Day 2 of our Israel Mission kicked off with a short bus transfer to SOSA, home of the Australian Landing Pad in Tel Aviv for a full-day of back-to-back sessions and briefings.

Up first, we heard from Uzi Scheffer, CEO of SOSA Global. Founded in 2013 by 25 leading Israeli investors and high-tech entrepreneurs, SOSA (South of Salame) is a global network of tech innovation hubs with a unique, multi-pronged approach to innovation that brings together startups, entrepreneurs, corporations, and investors – all under one roof – to facilitate business opportunities for all parties.

Then we heard from Nimrod Vromen, a Partner at Yigal Arnon (law firm), who presented on “The Pillars of Fundability” – an in-depth overview of fund raising and investment readiness in Israel.  Nimrod has been living and breathing the Israeli high-tech community for the past decade. His specialties include representation of private technology companies and Israeli and foreign venture capital funds; particularly focussed on private financings, mergers and acquisitions, and general corporate and commercial matters.

Interestingly, the Yigal Arnon law firm do not require startups to pay for any legal fees from the time they first form, up to their first round of investment funding (i.e. the legal services bill remains unpaid until the startup closes funding). According to Nimrod, this can be a four year window, and it means that the law firm is selective in who they work with.  Through this approach, Nimrod has learnt that investable founders tend to be surrounded by other investable founders (or in his words, “entrepreneurs tend to live in swamps of other entrepreneurs just like them”).

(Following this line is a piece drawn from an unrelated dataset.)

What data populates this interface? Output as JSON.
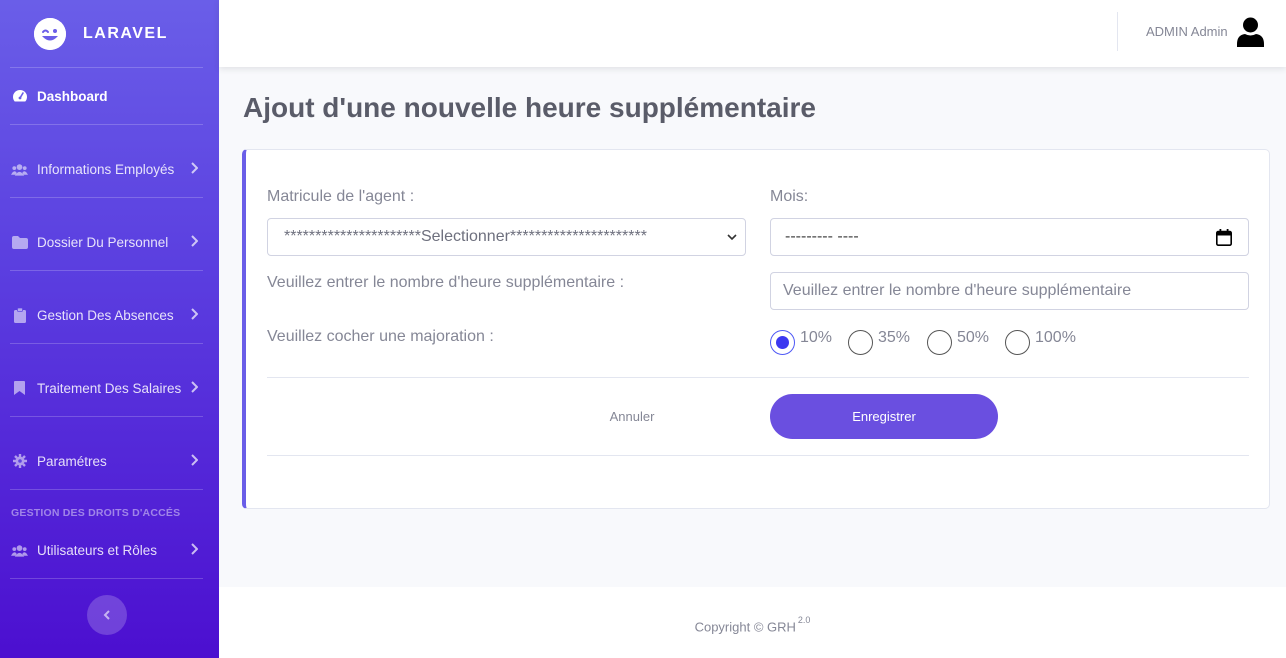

After Nimrod, we completely switched topics, to hear from Alon Turkaspa from SCR Engineers talk about all things cows, specifically “the internet of cows”. SCR is a pioneer of cow and milking Intelligence. Monitoring millions of cows worldwide, SCR’s data-driven solutions are used by dairy farmers to deliver the insights and analytics needed to optimise the productivity of every cow.

For lunch, we were joined by the Australian Ambassador to Israel, Chris Cannan, who is just 7 weeks into the role.

After lunch the agtech startups took part in a great “Pitch Perfect” and communication workshop with Barry Katz.

Insights and highlights from day 2:

  • If you didn’t know the startup scene is here, you could easily visit as a tourist and have no idea of the level of innovation or startup activity. There are no visible signs of startups or technology in the streets.
  • “Israel is like one big family” – everyone knows everyone, and “any individual is no more than one SMS away”.
  • Israeli’s are not shy, and they don’t mince words.
  • This is a very collaborative startup community, and things move very fast here.  Participants are receiving introductions within minutes of a conversation, and are then invited to meet within the next 24 hours or sooner.
  • The influence of the mandatory military service on the startup community is significant.  The largest single military unit is Unit 8200 (pronounced 8-200) which is an intelligence unit. It apparently has within it a startup culture, including program models rivalling external accelerators and incubators. The Israeli military here conduct a lot of R&D and actually build startups and prototypes. Even their army briefings are reportedly like startup pitches.

Quotes of the day

  • “Ditch the pitch and learn to start conversations”
  • “Prepare as much as you can, then forget everything you prepared” – this was in the context of pitch preparation.
  • “Less is more” – speaks to the Israeli culture too.